On the other hand, hemolysis of sickle cells and compensatory stress erythropoiesis did not change substantially between the SCD and the SCD::Keap1^F/– mice. These results indicate that Nrf2 activation improves organ damage and inflammation independently from improvement of hemolysis. Previous reports show that free heme released from sickle cells gives rise to ROS-mediate pathological process as inflammation and organ damage in SCD. We therefore measured plasma free heme and downstream product indirect bilirubin in the SCD::Keap1^F/– mice, and found that both heme and indirect bilirubin was decreased in the SCD::Keap1^F/– mice. These results demonstrate that Nrf2 activation improves SCD symptoms at least in part by elimination of free heme.
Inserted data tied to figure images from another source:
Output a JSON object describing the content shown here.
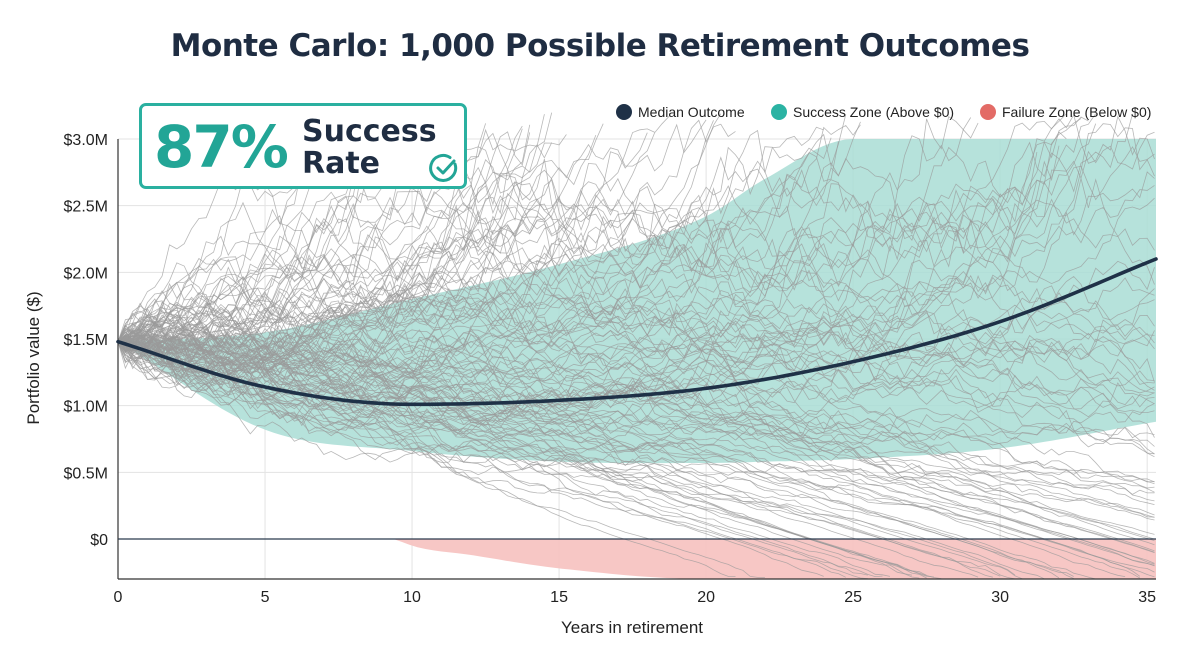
{
  "colors": {
    "median": "#1f3147",
    "success": "#a9ddd5",
    "success_marker": "#2bb3a3",
    "failure": "#f6c1bf",
    "failure_marker": "#e36b66",
    "paths": "#9a9a9a",
    "grid": "#e3e3e3",
    "accent": "#22a596"
  },
  "callout": {
    "percent": "87%",
    "line1": "Success",
    "line2": "Rate",
    "icon": "check-circle-icon"
  },
  "chart_data": {
    "type": "line",
    "title": "Monte Carlo: 1,000 Possible Retirement Outcomes",
    "xlabel": "Years in retirement",
    "ylabel": "Portfolio value ($)",
    "xlim": [
      0,
      35.3
    ],
    "ylim": [
      -0.3,
      3.0
    ],
    "x_ticks": [
      0,
      5,
      10,
      15,
      20,
      25,
      30,
      35
    ],
    "x_tick_labels": [
      "0",
      "5",
      "10",
      "15",
      "20",
      "25",
      "30",
      "35"
    ],
    "y_ticks": [
      0,
      0.5,
      1.0,
      1.5,
      2.0,
      2.5,
      3.0
    ],
    "y_tick_labels": [
      "$0",
      "$0.5M",
      "$1.0M",
      "$1.5M",
      "$2.0M",
      "$2.5M",
      "$3.0M"
    ],
    "grid": true,
    "legend_position": "top-right",
    "legend": [
      "Median Outcome",
      "Success Zone (Above $0)",
      "Failure Zone (Below $0)"
    ],
    "median": {
      "name": "Median Outcome",
      "x": [
        0,
        5,
        10,
        15,
        20,
        25,
        30,
        35.3
      ],
      "y": [
        1.48,
        1.14,
        1.01,
        1.04,
        1.13,
        1.33,
        1.63,
        2.1
      ]
    },
    "success_zone": {
      "name": "Success Zone (Above $0)",
      "x": [
        0,
        5,
        10,
        15,
        20,
        22,
        25,
        30,
        35.3
      ],
      "upper": [
        1.48,
        1.55,
        1.8,
        2.06,
        2.42,
        2.7,
        3.0,
        3.0,
        3.0
      ],
      "lower": [
        1.48,
        0.82,
        0.66,
        0.58,
        0.57,
        0.58,
        0.6,
        0.68,
        0.88
      ]
    },
    "failure_zone": {
      "name": "Failure Zone (Below $0)",
      "x": [
        8,
        9,
        10,
        12,
        15,
        20,
        25,
        30,
        35.3
      ],
      "lower": [
        0.2,
        0.05,
        -0.05,
        -0.12,
        -0.22,
        -0.3,
        -0.3,
        -0.3,
        -0.3
      ]
    },
    "simulated_paths": 1000
  }
}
To determine whether chemical compounds that serve as Nrf2 inducers have a protective potential of SCD mice organs, we treated 6-weeks aged mice with an Nrf2 inducer CDDO-Im (20 μmol/kg) 3 times per week for 3 weeks. CDDO-Im administration progressively reduced WBC numbers in the SCD::Keap1^F/– mice. Also we observed decrease in the expression level of IL6 and IL1β in the lung and necrotic area in the liver in CDDO-Im-treated SCD::Keap1^F/– mice. These results indicate that administration of a chemical Nrf2 inducer relieves inflammation and organ damage in the SCD mice.

Collectively, these data provide the evidence that Nrf2 activation improves ROS-mediated organ damages and inflammation. Associated in the therapy of SCD, Nrf2 inducers could be of benefit to SCD patients.